Sunday, September 14, 2025

Q&A with Alec Nevala-Lee

 


 

 

Alec Nevala-Lee is the author of a new biography of physicist Luis W. Alvarez, Collisions: A Physicist's Journey from Hiroshima to the Death of the Dinosaurs. Nevala-Lee's other books include Inventor of the Future. He lives in Oak Park, Illinois.

 

Q: What inspired you to write a biography of physicist Luis W. Alvarez (1911-1988)?

A: I’ve written two previous books about figures who were adjacent to science—but not directly involved with it—in the period from the thirties through the Cold War.

 

My first nonfiction book, Astounding, was a biography of four science fiction writers, including the editor John W. Campbell; the second one, Inventor of the Future, was about the architectural designer and futurologist Buckminster Fuller.

 

Both Campbell and Fuller desperately wished that they had been involved in the Manhattan Project, and they even embellished the facts to make it sound like they had more of an impact than they did.

 

I plan to continue exploring these kinds of stories in my work, but in the meantime, it occurred to me that I should write about a scientist who really achieved all the things that Campbell and Fuller had simply imagined.

 

Luis W. Alvarez turned out to be the ideal protagonist for this sort of book, partly because no one had ever written his biography, but also because he was a hands-on experimentalist whose accomplishments I could understand.

 

Best of all, his career took him to so many fascinating places—from Hiroshima to the Kennedy assassination to the extinction of the dinosaurs—that I knew that I would learn more while writing it than with any other book I could imagine.

Q: The author Caroline Fraser said of the book, “Collisions is a penetrating examination of how scientific discoveries derive not simply from complex theories but from hard work, ambition, narcissism, and luck.” What do you think of that description?

A: It’s very accurate!

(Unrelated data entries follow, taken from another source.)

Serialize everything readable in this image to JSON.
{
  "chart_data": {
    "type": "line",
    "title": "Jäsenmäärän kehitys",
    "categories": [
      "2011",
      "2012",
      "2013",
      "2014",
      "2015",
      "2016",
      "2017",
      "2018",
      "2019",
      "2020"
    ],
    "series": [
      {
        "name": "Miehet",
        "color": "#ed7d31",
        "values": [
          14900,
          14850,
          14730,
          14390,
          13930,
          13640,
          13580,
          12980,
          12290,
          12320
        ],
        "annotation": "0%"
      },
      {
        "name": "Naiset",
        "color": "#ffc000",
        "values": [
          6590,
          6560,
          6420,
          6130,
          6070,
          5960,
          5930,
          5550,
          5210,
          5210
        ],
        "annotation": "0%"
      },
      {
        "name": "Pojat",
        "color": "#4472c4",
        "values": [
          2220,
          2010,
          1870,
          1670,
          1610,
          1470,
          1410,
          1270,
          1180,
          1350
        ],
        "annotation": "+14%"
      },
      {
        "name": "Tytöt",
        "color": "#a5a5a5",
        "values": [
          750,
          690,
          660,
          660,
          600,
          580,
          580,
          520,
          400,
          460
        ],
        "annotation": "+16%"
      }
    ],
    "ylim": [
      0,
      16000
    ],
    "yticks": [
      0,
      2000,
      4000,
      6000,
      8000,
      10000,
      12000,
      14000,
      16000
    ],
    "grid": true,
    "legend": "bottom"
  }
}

Alvarez was undeniably a genius, but he was also driven, a relentless taskmaster, and born at the right place and time. I’m fascinated by all the ways that science is produced by communities, personalities, and historical circumstances, along with sudden moments of insight, and Alvarez is the perfect subject for exploring these issues.

Q: How would you describe the relationship between Alvarez and J. Robert Oppenheimer?

A: Alvarez and Oppenheimer were longtime colleagues and friends at UC Berkeley, and they had enormous mutual respect for each other. (Ernest Lawrence, Alvarez’s mentor, didn’t have any hesitation about ranking them as equals.)

 

Oppenheimer personally recruited Alvarez to play a key role in the Manhattan Project, purely because he was one of the most qualified—and valuable—physicists in the country.

 

After the war, they fell out over the development of the thermonuclear bomb, which Alvarez supported and Oppenheimer opposed. Eventually, Alvarez became one of the few scientists to testify against Oppenheimer at his notorious security hearing in 1954, which created a breach between them that never really healed.

 

My sense is that Alvarez valued the thermonuclear bomb program over his friendship with Oppenheimer, whom he decided to neutralize for the sake of national security. It’s one of the darkest moments of his career, and Alvarez refused to talk about it when he was writing his own autobiography.

Q: How did you research Alvarez’s life, and what did you learn that especially surprised you?

A: Fortunately, there wasn’t any lack of material. Along with the huge uncut draft of Alvarez’s memoir, I was able to explore his papers at Berkeley, and there were plenty of resources on the Manhattan Project and other key episodes. (I also spoke to many of his former colleagues and students, along with his four children.)

 

The biggest surprise came very early in the process, when I discovered that Alvarez—who depicts himself in his autobiography as a likable, fairly easy-going guy—was actually known within the physics world as an incredibly difficult man.

 

One of his proteges, Richard Muller, later told me that Alvarez was “probably the most hated physicist at the Lawrence Berkeley Lab.” So I had to quickly revise my understanding of his personality from what I thought it was when I conceived of this book.

Q: What are you working on now?

A: My next book is tentatively titled Whiz Kids: The Oracles of RAND and the World They Made. It’s a history of the civilian analysts from the RAND Corporation think tank recruited by Secretary of Defense Robert McNamara to overhaul the Pentagon in the ‘60s, and how their ideas affected the nuclear arms race, Vietnam, and the Cold War.

 

There’s a lot here that connects to my earlier work, especially on the history of futurology, and I’m hoping to finish it in time for publication by W. W. Norton sometime in 2028.

Q: Anything else we should know?

A: My other ongoing project is serving as the puzzle editor of the magazine Analog Science Fiction & Fact. If any readers out there enjoy constructing word or logic puzzles—and getting paid a very modest amount for their work—they should reach out!